What Is RAID?
As it was originally proposed, the acronym RAID stood for Redundant Array of Inexpensive Disks. However, it has since come to be known as Redundant Array of Independent Disks. RAID was originally described in the paper "A Case for Redundant Arrays of Inexpensive Disks (RAID)" written by three University of California Berkeley researchers: David Patterson, Garth Gibson, and Randy Katz. The concept was presented at the 1988 conference of the ACM Special Interest Group on Management of Data (SIGMOD).
In the original Berkeley paper there were five RAID levels (1-5). RAID-6 was added later as an enhancement for RAID-5. In time other levels have been implemented by various companies using the concepts described in the original proposal. These include RAID-0 (striping without redundancy), and multilevel RAID (striping across RAID arrays), and others variants.
The Levels of RAID
RAID 0 | RAID 1 | RAID 10 (also known as RAID 0/1) |
RAID 5 | |
Description | Data striping (no data protection) |
Disk mirroring | RAID 0 and RAID 1 combined | Data striping with distributed parity |
Minimum # of Drives | Two | Two | Four | Three |
Benefit | Highest performance | Data protection through redundancy | Highest performance with data protection | Best balance of cost/ performance/ data protection |
RAID 5
Combines data striping (for enhanced performance) with distributed parity (for data protection) to provide a recovery path in case of disk drive failure.

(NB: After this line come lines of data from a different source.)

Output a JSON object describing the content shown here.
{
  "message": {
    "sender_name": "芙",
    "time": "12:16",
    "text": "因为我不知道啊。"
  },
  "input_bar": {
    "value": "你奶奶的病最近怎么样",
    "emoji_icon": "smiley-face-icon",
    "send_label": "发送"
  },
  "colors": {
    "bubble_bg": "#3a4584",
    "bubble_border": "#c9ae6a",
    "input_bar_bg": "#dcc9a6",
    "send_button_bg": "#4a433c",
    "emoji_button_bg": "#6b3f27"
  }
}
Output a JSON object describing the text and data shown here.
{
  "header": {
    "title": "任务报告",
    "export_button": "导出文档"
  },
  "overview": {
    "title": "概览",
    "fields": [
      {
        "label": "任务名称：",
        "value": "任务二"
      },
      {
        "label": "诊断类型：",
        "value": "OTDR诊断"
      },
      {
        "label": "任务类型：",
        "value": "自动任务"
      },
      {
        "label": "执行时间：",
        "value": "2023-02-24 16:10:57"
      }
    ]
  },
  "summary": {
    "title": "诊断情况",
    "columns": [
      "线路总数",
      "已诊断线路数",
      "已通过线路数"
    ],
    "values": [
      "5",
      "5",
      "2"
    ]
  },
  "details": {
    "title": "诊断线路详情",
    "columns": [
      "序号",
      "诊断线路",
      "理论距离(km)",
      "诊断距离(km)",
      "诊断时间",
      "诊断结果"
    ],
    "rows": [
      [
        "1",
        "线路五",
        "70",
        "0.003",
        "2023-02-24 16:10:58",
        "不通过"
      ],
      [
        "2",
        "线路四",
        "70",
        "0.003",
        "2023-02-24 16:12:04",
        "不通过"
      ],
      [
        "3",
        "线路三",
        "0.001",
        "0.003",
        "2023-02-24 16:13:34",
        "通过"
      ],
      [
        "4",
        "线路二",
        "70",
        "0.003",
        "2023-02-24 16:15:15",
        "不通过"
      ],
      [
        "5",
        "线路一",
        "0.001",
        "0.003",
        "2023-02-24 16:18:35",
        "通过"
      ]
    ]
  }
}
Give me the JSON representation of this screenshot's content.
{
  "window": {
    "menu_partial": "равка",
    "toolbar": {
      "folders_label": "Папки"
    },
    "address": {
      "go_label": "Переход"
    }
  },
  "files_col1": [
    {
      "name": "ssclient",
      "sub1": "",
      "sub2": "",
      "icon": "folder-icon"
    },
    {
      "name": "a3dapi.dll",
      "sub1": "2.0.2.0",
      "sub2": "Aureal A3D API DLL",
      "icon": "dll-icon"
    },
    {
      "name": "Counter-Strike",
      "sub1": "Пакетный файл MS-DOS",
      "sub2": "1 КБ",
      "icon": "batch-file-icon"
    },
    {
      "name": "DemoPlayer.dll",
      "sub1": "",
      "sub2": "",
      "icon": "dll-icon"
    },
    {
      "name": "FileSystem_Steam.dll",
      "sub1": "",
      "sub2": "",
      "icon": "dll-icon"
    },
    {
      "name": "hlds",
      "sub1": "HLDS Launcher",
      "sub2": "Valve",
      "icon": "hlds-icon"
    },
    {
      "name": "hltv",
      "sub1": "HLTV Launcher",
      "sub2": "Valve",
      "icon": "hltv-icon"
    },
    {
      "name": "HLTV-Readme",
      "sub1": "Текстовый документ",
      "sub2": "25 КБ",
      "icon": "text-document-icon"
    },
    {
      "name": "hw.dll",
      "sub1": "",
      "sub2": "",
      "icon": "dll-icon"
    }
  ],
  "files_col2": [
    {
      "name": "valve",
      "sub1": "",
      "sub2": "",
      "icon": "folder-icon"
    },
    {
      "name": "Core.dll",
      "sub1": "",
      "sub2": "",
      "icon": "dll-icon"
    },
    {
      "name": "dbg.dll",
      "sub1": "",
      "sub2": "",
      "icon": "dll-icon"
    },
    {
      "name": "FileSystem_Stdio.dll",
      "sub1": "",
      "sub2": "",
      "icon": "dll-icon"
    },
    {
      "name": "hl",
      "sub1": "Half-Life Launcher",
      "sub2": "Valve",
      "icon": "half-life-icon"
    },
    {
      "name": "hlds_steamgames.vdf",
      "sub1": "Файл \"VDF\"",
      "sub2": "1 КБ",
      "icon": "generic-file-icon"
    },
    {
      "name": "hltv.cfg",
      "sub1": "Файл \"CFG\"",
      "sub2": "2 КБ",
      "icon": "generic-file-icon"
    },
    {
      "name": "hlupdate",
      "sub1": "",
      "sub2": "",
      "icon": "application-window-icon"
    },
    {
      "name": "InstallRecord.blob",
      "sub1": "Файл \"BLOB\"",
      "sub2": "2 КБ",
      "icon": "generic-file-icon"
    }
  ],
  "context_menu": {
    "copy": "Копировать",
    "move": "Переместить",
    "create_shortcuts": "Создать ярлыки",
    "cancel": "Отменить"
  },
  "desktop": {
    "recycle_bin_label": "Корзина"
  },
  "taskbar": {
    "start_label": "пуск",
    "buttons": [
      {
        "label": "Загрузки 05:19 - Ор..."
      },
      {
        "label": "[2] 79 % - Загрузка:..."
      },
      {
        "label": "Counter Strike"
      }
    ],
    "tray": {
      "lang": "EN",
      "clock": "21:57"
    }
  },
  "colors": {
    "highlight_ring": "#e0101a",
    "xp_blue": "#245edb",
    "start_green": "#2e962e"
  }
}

The cost of calculating and storing parity, rather than redundant data, is the extra time taken during write operations to regenerate the parity information. This additional time results in a degradation of write performance for RAID-5 arrays over RAID-1 arrays. A RAID-5 write operation is 33% to 60% slower than a RAID-1 write operation. Because of this, RAID-5 arrays are not recommended for applications in which write performance is critically important or is the dominant type of I/O operation.
Due to trade off between performance, fault tolerance, and cost, RAID-5 is probably the most common RAID implementation. This RAID level is a good choice for file and application servers. It is also commonly used for Internet and intranet servers.